Une décision administrative qui choque une communauté déjà ébranlée
Le Kadiogo, cœur politique et religieux du Burkina Faso, est secoué par une mesure radicale : la fermeture de la plus grande mosquée sunnite de la capitale. Signé par le gouverneur régional, l’arrêté du 28 mai 2026 scelle les portes de ce lieu de culte sous prétexte de « risques pour l’ordre public ». Pourtant, cette sanction brutale interroge sur la cohérence d’un pouvoir qui a longtemps bénéficié du soutien indéfectible de cette frange de la population.

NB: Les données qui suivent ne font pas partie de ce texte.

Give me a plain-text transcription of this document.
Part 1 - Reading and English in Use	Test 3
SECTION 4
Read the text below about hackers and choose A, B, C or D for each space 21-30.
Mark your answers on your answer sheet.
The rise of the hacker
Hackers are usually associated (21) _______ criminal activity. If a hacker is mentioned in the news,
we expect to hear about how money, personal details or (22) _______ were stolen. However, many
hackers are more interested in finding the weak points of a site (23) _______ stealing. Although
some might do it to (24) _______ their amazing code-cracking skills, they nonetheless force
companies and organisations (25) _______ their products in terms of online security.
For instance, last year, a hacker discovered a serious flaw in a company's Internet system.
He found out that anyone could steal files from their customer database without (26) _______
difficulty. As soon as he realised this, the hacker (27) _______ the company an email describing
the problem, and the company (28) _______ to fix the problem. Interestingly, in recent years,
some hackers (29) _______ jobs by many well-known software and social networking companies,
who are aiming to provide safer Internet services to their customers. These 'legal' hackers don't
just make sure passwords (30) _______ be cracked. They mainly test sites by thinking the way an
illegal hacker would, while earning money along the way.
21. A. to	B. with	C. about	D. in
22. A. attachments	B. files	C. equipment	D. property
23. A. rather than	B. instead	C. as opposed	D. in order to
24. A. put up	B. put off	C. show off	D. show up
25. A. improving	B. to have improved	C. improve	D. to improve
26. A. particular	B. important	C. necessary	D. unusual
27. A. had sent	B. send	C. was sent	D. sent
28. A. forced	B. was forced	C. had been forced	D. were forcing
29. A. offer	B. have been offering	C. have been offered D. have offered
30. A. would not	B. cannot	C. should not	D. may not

Quand la légitimité politique se construit sur les ruines de la confiance
Il est impossible d’occulter le rôle joué par les mouvements sunnites dans l’histoire récente du pays. En période d’incertitude, ces communautés ont été des piliers de mobilisation, des relais de messages politiques habilement exploités par les autorités. Leurs fidèles, animés par une foi inébranlable et un patriotisme sincère, ont cru contribuer à la stabilité nationale. Aujourd’hui, ils découvrent avec amertume que leur dévouement a été instrumentalisé, transformé en monnaie d’échange politique.

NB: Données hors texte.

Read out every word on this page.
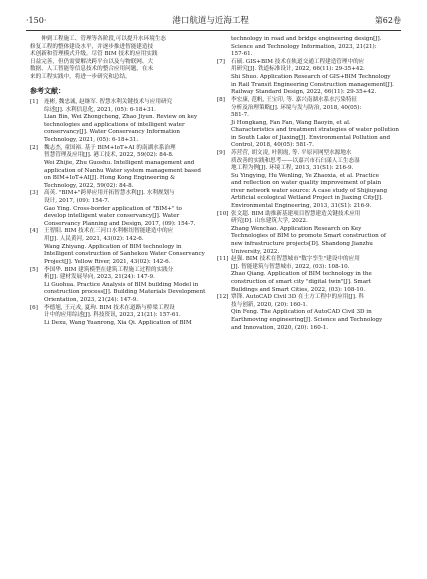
·150·	港口航道与近海工程	第62卷
伸到工程施工、管理等各阶段,可以提升水环境生态
修复工程的整体建设水平，并逐步推进智能建造技
术创新和管理模式升级。尽管 BIM 技术的应用实践
日益完善，但仍需要解决跨平台以及与物联网、大
数据、人工智能等信息技术的整合应用问题，在未
来的工程实践中，将进一步研究和总结。
参考文献：
[1]	连彬, 魏忠诚, 赵继军. 智慧水利关键技术与应用研究
综述[J]. 水利信息化, 2021, (05): 6-18+31.
Lian Bin, Wei Zhongcheng, Zhao Jiyun. Review on key
technologies and applications of intelligent water
conservancy[J]. Water Conservancy Information
Technology, 2021, (05): 6-18+31.
[2]	魏志杰, 童国裕. 基于 BIM+IoT+AI 的南湖水系治理
智慧管理及应用[J]. 港工技术, 2022, 59(02): 84-8.
Wei Zhijie, Zhu Guoshu. Intelligent management and
application of Nanhu Water system management based
on BIM+IoT+AI[J]. Hong Kong Engineering &
Technology, 2022, 59(02): 84-8.
[3]	高英. "BIM+"跨界应用开拓智慧水利[J]. 水利规划与
设计, 2017, (09): 154-7.
Gao Ying. Cross-border application of "BIM+" to
develop intelligent water conservancy[J]. Water
Conservancy Planning and Design, 2017, (09): 154-7.
[4]	王智阳. BIM 技术在三河口水利枢纽智能建造中的应
用[J]. 人民黄河, 2021, 43(02): 142-6.
Wang Zhiyang. Application of BIM technology in
Intelligent construction of Sanhekou Water Conservancy
Project[J]. Yellow River, 2021, 43(02): 142-6.
[5]	李国华. BIM 建筑模型在建筑工程施工过程的实践分
析[J]. 建材发展导向, 2023, 21(24): 147-9.
Li Guohua. Practice Analysis of BIM building Model in
construction process[J]. Building Materials Development
Orientation, 2023, 21(24): 147-9.
[6]	李德旭, 王元戎, 夏珣. BIM 技术在道路与桥梁工程设
计中的应用综述[J]. 科技资讯, 2023, 21(21): 157-61.
Li Dexu, Wang Yuanrong, Xia Qi. Application of BIM
technology in road and bridge engineering design[J].
Science and Technology Information, 2023, 21(21):
157-61.
[7]	石硕. GIS+BIM 技术在轨道交通工程建造管理中的应
用研究[J]. 铁道标准设计, 2022, 66(11): 29-35+42.
Shi Shuo. Application Research of GIS+BIM Technology
in Rail Transit Engineering Construction management[J].
Railway Standard Design, 2022, 66(11): 29-35+42.
[8]	李宏康, 范帆, 王宝印, 等. 嘉兴南湖水系水污染特征
分析及治理策略[J]. 环境与发与防治, 2018, 40(05):
581-7.
Ji Hongkang, Fan Fan, Wang Baoyin, et al.
Characteristics and treatment strategies of water pollution
in South Lake of Jiaxing[J]. Environmental Pollution and
Control, 2018, 40(05): 581-7.
[9]	苏营营, 胡文凌, 叶朝霞, 等. 平原河网型水源地水
质改善的实践和思考——以嘉兴市石臼漾人工生态湿
地工程为例[J]. 环境工程, 2013, 31(S1): 216-9.
Su Yingying, Hu Wenling, Ye Zhaoxia, et al. Practice
and reflection on water quality improvement of plain
river network water source: A case study of Shijiuyang
Artificial ecological Wetland Project in Jiaxing City[J].
Environmental Engineering, 2013, 31(S1): 216-9.
[10] 张文超. BIM 助推新基建项目智慧建造关键技术应用
研究[D]. 山东建筑大学, 2022.
Zhang Wenchao. Application Research on Key
Technologies of BIM to promote Smart construction of
new infrastructure projects[D]. Shandong Jianzhu
University, 2022.
[11] 赵强. BIM 技术在智慧城市"数字孪生"建设中的应用
[J]. 智能建筑与智慧城市, 2022, (03): 108-10.
Zhao Qiang. Application of BIM technology in the
construction of smart city "digital twin"[J]. Smart
Buildings and Smart Cities, 2022, (03): 108-10.
[12] 覃锋. AutoCAD Civil 3D 在土方工程中的应用[J]. 科
技与创新, 2020, (20): 160-1.
Qin Feng. The Application of AutoCAD Civil 3D in
Earthmoving engineering[J]. Science and Technology
and Innovation, 2020, (20): 160-1.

Cette mosquée, autrefois symbole d’unité et de résilience, est désormais perçue comme une prison administrative. Une ironie cruelle pour ceux qui y ont puisé la force de croire en un Burkina Faso debout. « On nous a promis un avenir meilleur, mais on nous enferme dans nos propres lieux de prière », murmure un fidèle sous couvert d’anonymat.
Un contexte national à fleur de peau
Le Burkina Faso traverse une crise aux multiples visages : sécurité, économie, cohésion sociale. Dans ce contexte déjà explosif, une décision perçue comme arbitraire et punitive ne peut qu’aggraver les tensions. Plutôt que d’apaiser les esprits, cette fermeture risque de cristalliser les frustrations et d’alimenter un sentiment d’injustice profonde chez les croyants.
L’histoire nous enseigne qu’une répression mal maîtrisée nourrit les contestations clandestines. En privant une communauté de son ancrage spirituel, les autorités risquent de transformer des fidèles en opposants silencieux, prêts à se radicaliser par désespoir. La précipitation de cette mesure révèle un manque criant de finesse politique face à des enjeux bien plus complexes qu’une simple question d’ordre public.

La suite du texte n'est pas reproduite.